MPF participa de evento internacional de alto nível sobre crimes cibernéticos
O Ministério Público Federal (MPF) participou virtualmente, nesta terça-feira (16), do evento especial em ocasião do 20º aniversário da Convenção de Budapeste, realizado no marco da Conferência Octopus sobre criminalidade cibernética. Promovida pelo Conselho da Europa, a conferência ocorre anualmente e reúne especialistas em crimes cibernéticos dos setores público e privado, bem como organizações internacionais e não governamentais de todo o mundo, para compartilharem experiências. A edição deste ano, que vai até 18 de novembro, também discute a adoção do segundo protocolo adicional à Convenção sobre cooperação reforçada e tratamento de evidências eletrônicas. Representando o procurador-geral da República, Augusto Aras, o secretário de Cooperação internacional, Hindemburgo Chateaubriand, defendeu o processo de adesão do Brasil à Convenção.

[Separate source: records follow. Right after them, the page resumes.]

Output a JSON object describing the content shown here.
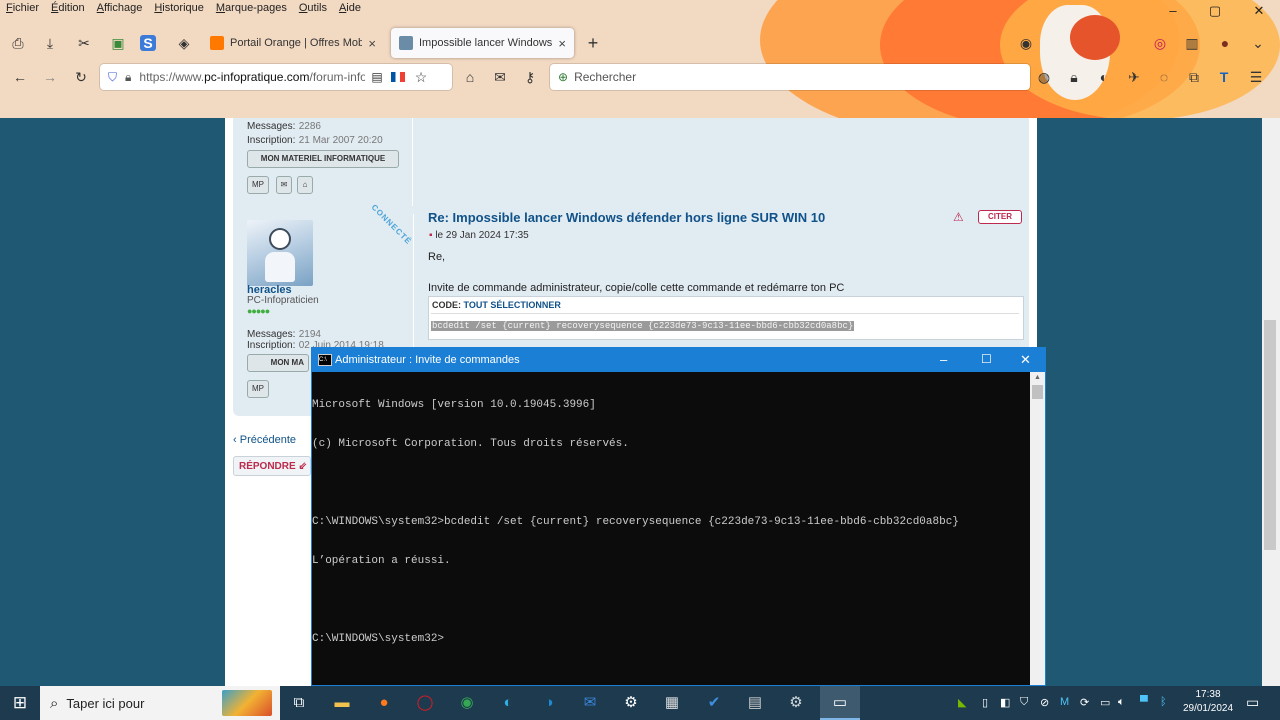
{
  "menu": [
    "Fichier",
    "Édition",
    "Affichage",
    "Historique",
    "Marque-pages",
    "Outils",
    "Aide"
  ],
  "tabs": [
    {
      "title": "Portail Orange | Offres Mobiles",
      "active": false,
      "close": "×"
    },
    {
      "title": "Impossible lancer Windows défe",
      "active": true,
      "close": "×"
    }
  ],
  "new_tab": "+",
  "url": {
    "prefix": "https://www.",
    "domain": "pc-infopratique.com",
    "path": "/forum-info"
  },
  "search": {
    "placeholder": "Rechercher"
  },
  "post1": {
    "messages_label": "Messages:",
    "messages_value": "2286",
    "inscription_label": "Inscription:",
    "inscription_value": "21 Mar 2007 20:20",
    "materiel_button": "MON MATERIEL INFORMATIQUE",
    "mp": "MP"
  },
  "post2": {
    "badge": "CONNECTÉ",
    "username": "heracles",
    "rank": "PC-Infopraticien",
    "messages_label": "Messages:",
    "messages_value": "2194",
    "inscription_label": "Inscription:",
    "inscription_value": "02 Juin 2014 19:18",
    "materiel_button": "MON MA",
    "mp": "MP",
    "title": "Re: Impossible lancer Windows défender hors ligne SUR WIN 10",
    "date": "le 29 Jan 2024 17:35",
    "citer": "CITER",
    "greeting": "Re,",
    "body": "Invite de commande administrateur, copie/colle cette commande et redémarre ton PC",
    "code_label": "CODE:",
    "code_select": "TOUT SÉLECTIONNER",
    "code": "bcdedit /set {current} recoverysequence {c223de73-9c13-11ee-bbd6-cbb32cd0a8bc}"
  },
  "pagination": {
    "prev": "Précédente",
    "reply": "RÉPONDRE"
  },
  "cmd": {
    "title": "Administrateur : Invite de commandes",
    "lines": [
      "Microsoft Windows [version 10.0.19045.3996]",
      "(c) Microsoft Corporation. Tous droits réservés.",
      "",
      "C:\\WINDOWS\\system32>bcdedit /set {current} recoverysequence {c223de73-9c13-11ee-bbd6-cbb32cd0a8bc}",
      "L’opération a réussi.",
      "",
      "C:\\WINDOWS\\system32>"
    ]
  },
  "taskbar": {
    "search_text": "Taper ici pour",
    "time": "17:38",
    "date": "29/01/2024"
  },
  "colors": {
    "accent": "#1c7fd6",
    "link": "#105289",
    "citer": "#bc2a4d",
    "page_bg": "#1f5873",
    "post_bg": "#e1ebf2"
  }
}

O Brasil iniciou o processo de adesão à Convenção em dezembro de 2019, o qual encontra-se em estágio avançado de tramitação no Congresso Nacional. Para o MPF, a cooperação internacional no tema da criminalidade cibernética é estratégica e prioritária, já que impacta não somente na resolução e na repressão dos delitos cometidos na rede ou por meio da internet, mas também toda a gama de crimes que envolvem a obtenção de dados e provas digitais. O secretário ressaltou que as autoridades e instituições brasileiras estão empenhadas no processo adesão, trabalhando de forma coordenada e proativa, com o apoio do Programa de Ação Global Alargada sobre Cibercrime (Glacy+) do Conselho da Europa.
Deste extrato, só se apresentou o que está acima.